Sandra Wenceslao: UCLA should create multiyear financial aid program to lower student stress
December 4, 2017 1:33 am
Excitement, cheers, tears of joy. Maybe even some coherent sentences. These are typically prospective students’ initial reactions to finding out they’ve been accepted to UCLA.
But reality kicks in later, when these students have to figure out how to pay tuition and housing costs, and when they must work up the courage to open their first financial aid package and find out if they’ll be paying out of pocket or taking out loans.
As of now, students are signing on to attend universities like UCLA for two or four years, but are only given, if eligible, financial aid packages that last for one year at a time. Low-income students whose families’ financial situations fluctuate are left searching for ways to meet payment deadlines each year.
In their November meeting, the University of California Board of Regents said it was looking to expand the UC’s financial aid program to provide such things as multiyear financial aid packages and summer grants to students. The UC’s Total Cost of Attendance Working Group, a group that includes administrators and UC regents, examined UC Santa Barbara’s Promise Scholars Program, a pilot scholarship that offers multiyear financial aid awards for select freshmen and transfer students. The working group suggested the UC Office of the President work with campus administrations to expand the program.
The Promise Scholars Program is indeed a promising program. Multiyear financial aid programs would give students a predicted budget they could use to plan their financial futures.
UCLA should adopt a program similar to UCSB’s and offer low-income students a multiyear financial aid plan that accounts for tuition hikes and changes in students’ financial situations. For instance, if a student’s financial circumstances change, the multiyear plan should be flexible and adjust accordingly.
The Promise Scholars Program currently offers some incoming freshmen a minimum of $120,000 in aid for four years and some transfer students a minimum of $60,000 in aid for two years. UC Merced hopes to launch a similar program in the fall of 2018.
UCOP spokesperson Stephanie Beechem said the Promise Scholars Program model could plausibly be expanded to multiple UC campuses.
“UC Santa Barbara found that (its) lowest income students did not typically see significant changes in their financial aid eligibility from year to year, which makes offering multiyear aid packages feasible,” she added.
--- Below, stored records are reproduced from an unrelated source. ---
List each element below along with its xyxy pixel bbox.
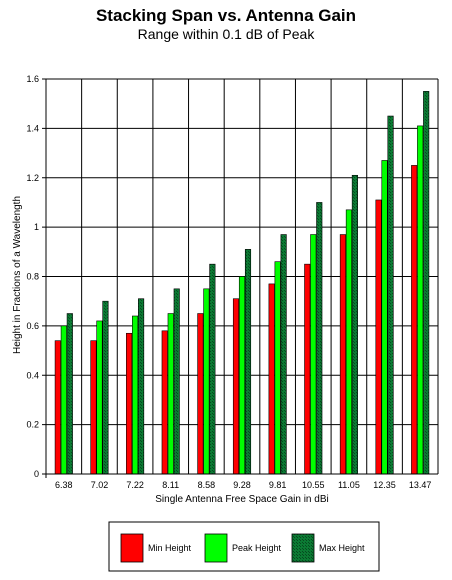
bar-max-height — [280, 234, 287, 475]
bar-max-height — [423, 91, 430, 475]
bar-peak-height — [96, 320, 103, 475]
y-tick-label: 0 — [34, 469, 39, 479]
x-tick-label: 6.38 — [55, 480, 73, 490]
bar-peak-height — [203, 288, 210, 475]
legend-min-height-swatch — [120, 533, 144, 563]
x-tick-label: 8.11 — [162, 480, 179, 490]
y-tick-label: 0.8 — [26, 272, 39, 282]
y-tick-label: 1 — [34, 222, 39, 232]
bar-peak-height — [417, 125, 424, 475]
bar-max-height — [244, 249, 252, 475]
y-tick-label: 0.2 — [26, 420, 39, 430]
bar-min-height — [304, 263, 311, 475]
bar-min-height — [197, 313, 204, 475]
x-tick-label: 13.47 — [409, 480, 432, 490]
x-tick-label: 8.58 — [198, 480, 216, 490]
bar-max-height — [387, 115, 394, 475]
bar-min-height — [90, 340, 97, 475]
bar-min-height — [411, 165, 418, 475]
x-tick-labels: 6.38 7.02 7.22 8.11 8.58 9.28 9.81 10.55 11.05 12… — [55, 480, 431, 490]
y-axis-title: Height in Fractions of a Wavelength — [12, 196, 23, 354]
bar-max-height — [351, 174, 358, 475]
x-tick-label: 9.28 — [233, 480, 251, 490]
bar-peak-height — [274, 261, 281, 475]
bar-peak-height — [132, 315, 139, 475]
legend-max-height-swatch — [291, 533, 315, 563]
bar-peak-height — [60, 325, 67, 475]
bar-max-height — [209, 263, 216, 475]
y-tick-label: 0.4 — [26, 370, 39, 380]
x-tick-label: 11.05 — [338, 480, 360, 490]
bar-min-height — [232, 298, 240, 475]
bar-peak-height — [310, 234, 317, 475]
x-tick-label: 7.22 — [126, 480, 144, 490]
legend-peak-height-swatch — [204, 533, 228, 563]
y-tick-label: 1.6 — [26, 74, 39, 84]
y-tick-labels: 0 0.2 0.4 0.6 0.8 1 1.2 1.4 1.6 — [26, 74, 39, 479]
legend-box — [108, 521, 380, 572]
bar-min-height — [54, 340, 61, 475]
legend: Min Height Peak Height Max Height — [108, 521, 380, 572]
chart-subtitle: Range within 0.1 dB of Peak — [137, 26, 315, 42]
x-tick-label: 7.02 — [91, 480, 109, 490]
y-tick-label: 0.6 — [26, 321, 39, 331]
grid-lines — [46, 78, 439, 474]
x-tick-label: 12.35 — [373, 480, 396, 490]
bar-min-height — [161, 330, 168, 475]
bar-peak-height — [345, 209, 352, 475]
axes — [42, 78, 438, 478]
bar-max-height — [66, 313, 73, 475]
bar-min-height — [375, 199, 382, 475]
x-axis-title: Single Antenna Free Space Gain in dBi — [155, 494, 328, 505]
bar-min-height — [126, 332, 133, 475]
bars-group — [54, 91, 430, 475]
bar-max-height — [102, 300, 109, 475]
x-tick-label: 9.81 — [269, 480, 287, 490]
bar-min-height — [339, 234, 346, 475]
bar-max-height — [138, 298, 145, 475]
bar-peak-height — [167, 313, 174, 475]
bar-max-height — [173, 288, 180, 475]
bar-min-height — [268, 283, 275, 475]
chart-title: Stacking Span vs. Antenna Gain — [95, 6, 357, 25]
legend-peak-height-label: Peak Height — [232, 543, 282, 553]
bar-max-height — [316, 202, 323, 475]
legend-max-height-label: Max Height — [319, 543, 365, 553]
legend-min-height-label: Min Height — [148, 543, 192, 553]
x-tick-label: 10.55 — [302, 480, 325, 490]
bar-peak-height — [238, 276, 246, 475]
y-tick-label: 1.4 — [26, 123, 39, 133]
y-tick-label: 1.2 — [26, 173, 39, 183]
bar-peak-height — [381, 160, 388, 475]
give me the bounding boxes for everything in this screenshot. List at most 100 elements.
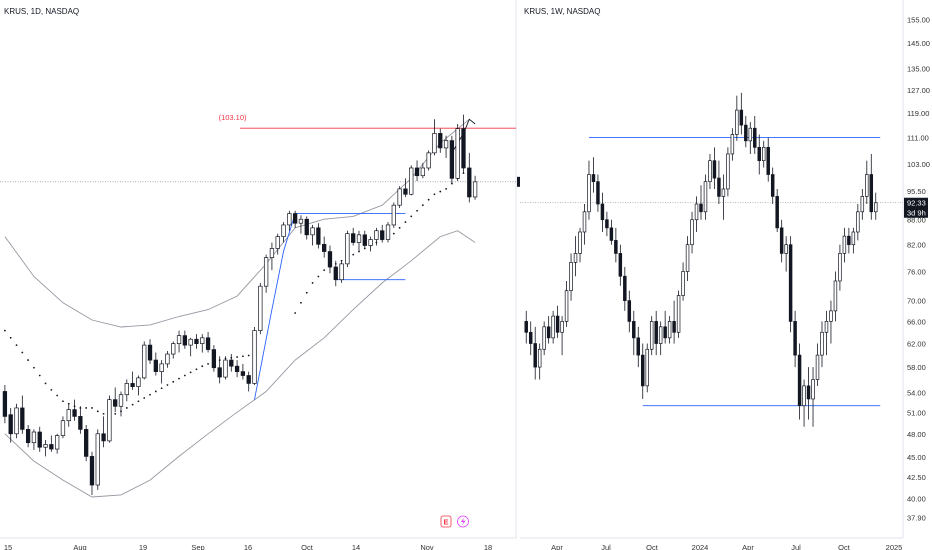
- trend-line[interactable]: [254, 213, 296, 400]
- candle: [443, 135, 449, 158]
- candle: [726, 147, 730, 197]
- y-tick-label: 51.00: [907, 409, 926, 418]
- candle: [699, 185, 703, 220]
- candle: [211, 345, 217, 372]
- candle: [345, 230, 350, 267]
- y-tick-label: 119.00: [907, 109, 929, 118]
- candle: [636, 326, 641, 368]
- lower-band-line: [4, 230, 476, 498]
- candle: [84, 425, 89, 462]
- earnings-icon[interactable]: E: [440, 515, 452, 528]
- sar-dot: [247, 354, 250, 357]
- sar-dot: [207, 362, 209, 365]
- candle-body: [165, 353, 170, 365]
- y-tick-label: 58.00: [907, 363, 926, 372]
- candle-body: [49, 444, 54, 450]
- candle-body: [304, 218, 309, 236]
- candle-body: [869, 174, 874, 213]
- candle: [533, 326, 537, 380]
- candle: [605, 211, 609, 237]
- weekly-chart[interactable]: KRUS, 1W, NASDAQ 155.00 145.00 135.00 127.00…: [520, 0, 930, 550]
- candle-body: [712, 160, 717, 179]
- last-price-tag: [517, 176, 520, 187]
- candle-body: [578, 231, 582, 254]
- candle: [49, 435, 54, 452]
- candle: [582, 204, 587, 245]
- candle-body: [356, 234, 362, 243]
- candle-body: [694, 203, 699, 221]
- sar-dot: [172, 380, 175, 383]
- candle-body: [793, 321, 797, 356]
- candle-body: [432, 133, 437, 154]
- candle-body: [142, 344, 147, 379]
- candle: [569, 253, 573, 301]
- candle: [455, 123, 460, 181]
- candle-body: [66, 409, 71, 422]
- candle-body: [467, 167, 472, 198]
- x-tick-label: Oct: [646, 543, 659, 550]
- sar-dot: [183, 374, 186, 377]
- candle: [269, 242, 275, 271]
- daily-chart[interactable]: KRUS, 1D, NASDAQ128.00120.00112.00104.00…: [0, 0, 520, 550]
- candle-body: [856, 211, 860, 233]
- candle: [766, 137, 770, 182]
- candle: [865, 160, 869, 205]
- candle: [618, 244, 623, 286]
- candle: [275, 233, 280, 255]
- sar-dot: [137, 400, 140, 403]
- candle-body: [246, 375, 251, 384]
- y-tick-label: 111.00: [907, 134, 929, 143]
- sar-dot: [427, 198, 430, 201]
- candle: [223, 356, 228, 380]
- candle-body: [560, 321, 564, 333]
- sar-dot: [439, 190, 442, 193]
- candle: [614, 227, 618, 263]
- x-tick-label: 16: [244, 543, 252, 550]
- candle-body: [582, 211, 587, 233]
- dividend-icon[interactable]: [457, 515, 469, 528]
- candle-body: [537, 348, 542, 368]
- candle: [609, 219, 614, 245]
- chart-title: KRUS, 1D, NASDAQ: [4, 7, 79, 16]
- candle-body: [672, 321, 676, 333]
- sar-dot: [311, 282, 314, 284]
- x-tick-label: Aug: [73, 543, 86, 550]
- candle-body: [551, 315, 555, 339]
- sar-dot: [445, 187, 447, 190]
- candle: [240, 363, 246, 380]
- sar-dot: [410, 215, 413, 218]
- candle-body: [205, 337, 211, 350]
- candle: [847, 227, 851, 254]
- x-tick-label: Apr: [742, 543, 754, 550]
- candle-body: [95, 433, 100, 486]
- candle: [842, 227, 847, 263]
- candle-body: [663, 326, 667, 339]
- candle: [829, 300, 833, 344]
- y-tick-label: 62.00: [907, 340, 926, 349]
- candle: [397, 186, 402, 208]
- candle: [672, 300, 676, 344]
- candle-body: [37, 431, 42, 448]
- candle: [292, 210, 298, 228]
- candle-body: [591, 174, 596, 183]
- candle: [153, 352, 158, 376]
- candle-body: [374, 230, 379, 240]
- y-tick-label: 54.00: [907, 388, 926, 397]
- candle-body: [171, 343, 176, 355]
- candle-body: [761, 146, 766, 162]
- candle: [735, 95, 739, 141]
- candle: [438, 128, 443, 153]
- candle-body: [368, 239, 373, 246]
- y-tick-label: 66.00: [907, 317, 926, 326]
- candle: [824, 310, 829, 356]
- candle: [744, 116, 748, 148]
- candle: [784, 236, 788, 272]
- candle-body: [784, 244, 788, 254]
- candle: [252, 327, 257, 386]
- candle-body: [753, 127, 757, 148]
- candle-body: [351, 233, 356, 243]
- candle: [263, 254, 269, 293]
- sar-dot: [416, 209, 418, 212]
- candle-body: [362, 234, 367, 246]
- candle: [14, 403, 19, 439]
Tuition hikes can drastically change students’ lives. Financial aid recipients have to reroute aid money normally used to pay for textbooks and other supplies to more important things like actually staying enrolled in school. And it’s understandable that this can put stress on students, since there’s no knowing what each year’s tuition will look like while they’re enrolled at UCLA.
This financial uncertainty especially applies to student housing. Housing affordability is dramatically affected by fluctuations in year-to-year financial aid plans. Some students can afford to pay for housing one year and but not the year after, and some are forced as a result to commute from somewhere far from campus. Bruins’ physical and mental health are put in jeopardy because of this added stress.
For example, Daisy Saucedo, a third-year English student, said her family’s financial situation dramatically changed after her first year at UCLA. She said this left her worried about how much aid she would be receiving from the university. She now commutes from home to save costs, despite living on campus her first year.
“I began to question my housing situation – as in considering (commuting) my second year to save money and not take on a loan,” Saucedo said.
Gabriela Gomez, a third-year biology student faced a similar ordeal. She lived on campus her first year, but had to pay about half of her housing costs out of pocket even with the financial aid she received. In her second year, she chose to commute because she didn’t want to burden her parents.
Gomez said a multiyear plan would allow her to know what financial aid she would receive the next year and therefore make the decision on whether she should commute or live closer to campus. She added she wouldn’t have to make decisions founded on uncertainty if such an aid program was offered.
As such, UCLA should create a financial aid program similar to UCSB’s. Implementing this kind of program would make tuition hikes manageable for students, as there wouldn’t be any unexpected fluctuations in the aid they receive. Such a plan should be flexible enough to take into account any changes in students’ financial conditions.
Students would be able plan ahead and see whether loans will be necessary or if they should seek out scholarships to finance their higher education. Creating such a program will no doubt be difficult, but UCLA could pilot a program, much like UC Merced is, to iron out the logistics of such a plan.
Having an estimated financial aid package for a student’s entire college term can alleviate their doubts and financial uncertainties. It can assure them that UCLA was the correct choice.